Italo Calvino’s Cosmicomics hurtles through space and time, exploding with colours, crystals, moons, molluscs, spirals, and stars. Our guide through many of the stories is Qfwfq, a being who may have a vowel-deficient and unpronounceable name but is both a cosmic traveller and something of a shape-shifter, becoming, at various points in the stories, a moon-milk gatherer (yep, I didn’t know that was a thing, either), a mollusc, a dinosaur, a unicellular organism, and a steamer captain. Quite the life and career. Yet Qfwfq’s immortality is really our own, since we are all, ultimately, stardust transmuted across millennia, our links to the past inescapable.

Calvino has quite the knack of combining beauty with the grotesque, particularly in relation to the moon, which (as in reality) makes regular appearances. But that’s not all. Mathematical logic and scientific fact are fused with parodic absurdity and mythological allusions as Calvino explores some very human issues, especially desire, rejection, competition, loss, obsession, divided loyalties, displacement, survival instincts, and the mixed blessings of inexorable progress.

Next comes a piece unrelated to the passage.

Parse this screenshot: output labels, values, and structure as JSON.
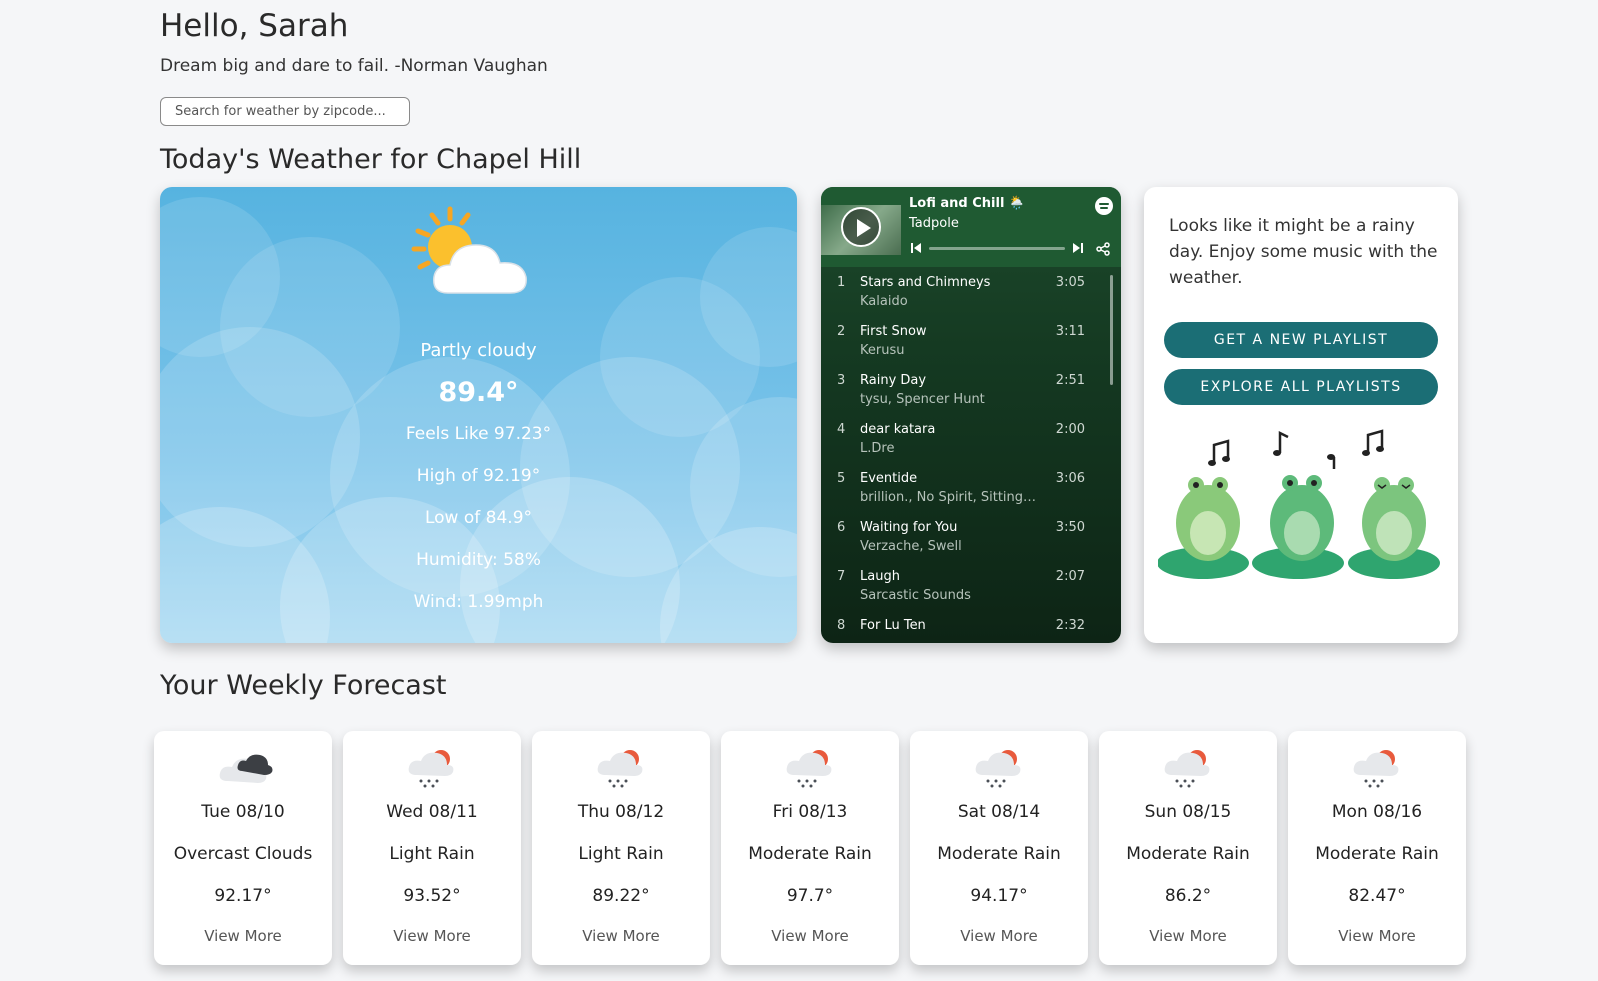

Recognition of infinite potentiality is set against the idea that creation might represent desecration of the perfection of nothingness. Another concern is how we make sense of the opposing forces of chaos and order. In one tale, these are personified in two women, Wha and Xha, both of whom Qfwfq is romantically involved with and of whom he states, ‘all I would need is to have them both together for just one second to understand’. Indeed.

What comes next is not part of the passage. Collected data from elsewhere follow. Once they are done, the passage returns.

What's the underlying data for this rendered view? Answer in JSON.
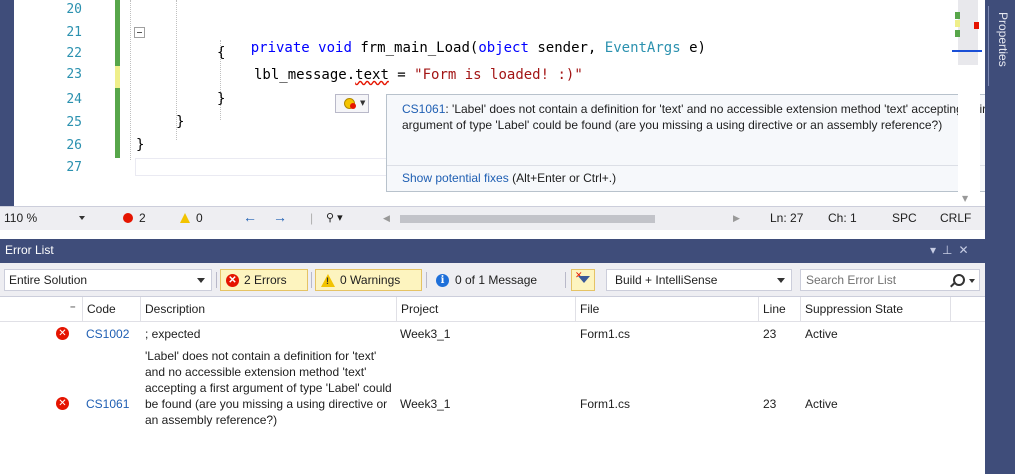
{
  "editor": {
    "line_numbers": [
      "20",
      "21",
      "22",
      "23",
      "24",
      "25",
      "26",
      "27"
    ],
    "code": {
      "line21_kw1": "private",
      "line21_kw2": "void",
      "line21_name": "frm_main_Load",
      "line21_open": "(",
      "line21_kw3": "object",
      "line21_param1": " sender, ",
      "line21_type": "EventArgs",
      "line21_param2": " e)",
      "line22": "{",
      "line23_obj": "lbl_message.",
      "line23_member": "text",
      "line23_eq": " = ",
      "line23_str": "\"Form is loaded! :)\"",
      "line24": "}",
      "line25": "}",
      "line26": "}"
    },
    "tooltip": {
      "code": "CS1061",
      "message": ": 'Label' does not contain a definition for 'text' and no accessible extension method 'text' accepting a first argument of type 'Label' could be found (are you missing a using directive or an assembly reference?)",
      "fix_link": "Show potential fixes",
      "fix_shortcut": " (Alt+Enter or Ctrl+.)"
    },
    "properties_tab": "Properties",
    "colors": {
      "keyword": "#0000ff",
      "type": "#2b91af",
      "string": "#a31515",
      "line_number": "#2b91af"
    }
  },
  "status_bar": {
    "zoom": "110 %",
    "errors": "2",
    "warnings": "0",
    "back_icon": "←",
    "forward_icon": "→",
    "ln": "Ln: 27",
    "ch": "Ch: 1",
    "spc": "SPC",
    "crlf": "CRLF"
  },
  "error_list": {
    "title": "Error List",
    "scope": "Entire Solution",
    "errors_btn": "2 Errors",
    "warnings_btn": "0 Warnings",
    "messages_btn": "0 of 1 Message",
    "build_filter": "Build + IntelliSense",
    "search_placeholder": "Search Error List",
    "columns": [
      "Code",
      "Description",
      "Project",
      "File",
      "Line",
      "Suppression State"
    ],
    "rows": [
      {
        "code": "CS1002",
        "description": "; expected",
        "project": "Week3_1",
        "file": "Form1.cs",
        "line": "23",
        "state": "Active"
      },
      {
        "code": "CS1061",
        "description": "'Label' does not contain a definition for 'text' and no accessible extension method 'text' accepting a first argument of type 'Label' could be found (are you missing a using directive or an assembly reference?)",
        "project": "Week3_1",
        "file": "Form1.cs",
        "line": "23",
        "state": "Active"
      }
    ],
    "colors": {
      "header_bg": "#3f4d7a",
      "error": "#e51400",
      "link": "#1f5fb3"
    }
  }
}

Quite a few of the stories touch on semiotics, and the need for communication, dialogues, and interaction form an overarching theme. Lest you get the impression that this is all terribly serious, let me assure you that these stories are eccentric and funny in the best and most thought-provoking of ways. As we, like Qfwfq, wend our ways perplexedly through life, worrying about our relationships, how we are perceived, and what our legacy may be, we might consider that ‘universes come and go, but it’s always the same stuff that goes round’ (including, as per Cosmicomics, back numbers of newspapers, Ionic capitals, pear cores, and grand pianos flying through space). As Calvino notes, past what we see of the world, there is a ‘beyond which opens up’ and gives us our ‘most faithful image[s]’, and I think it is for and about this that Cosmicomics is written: ‘our true element which extends without shores, without boundaries’.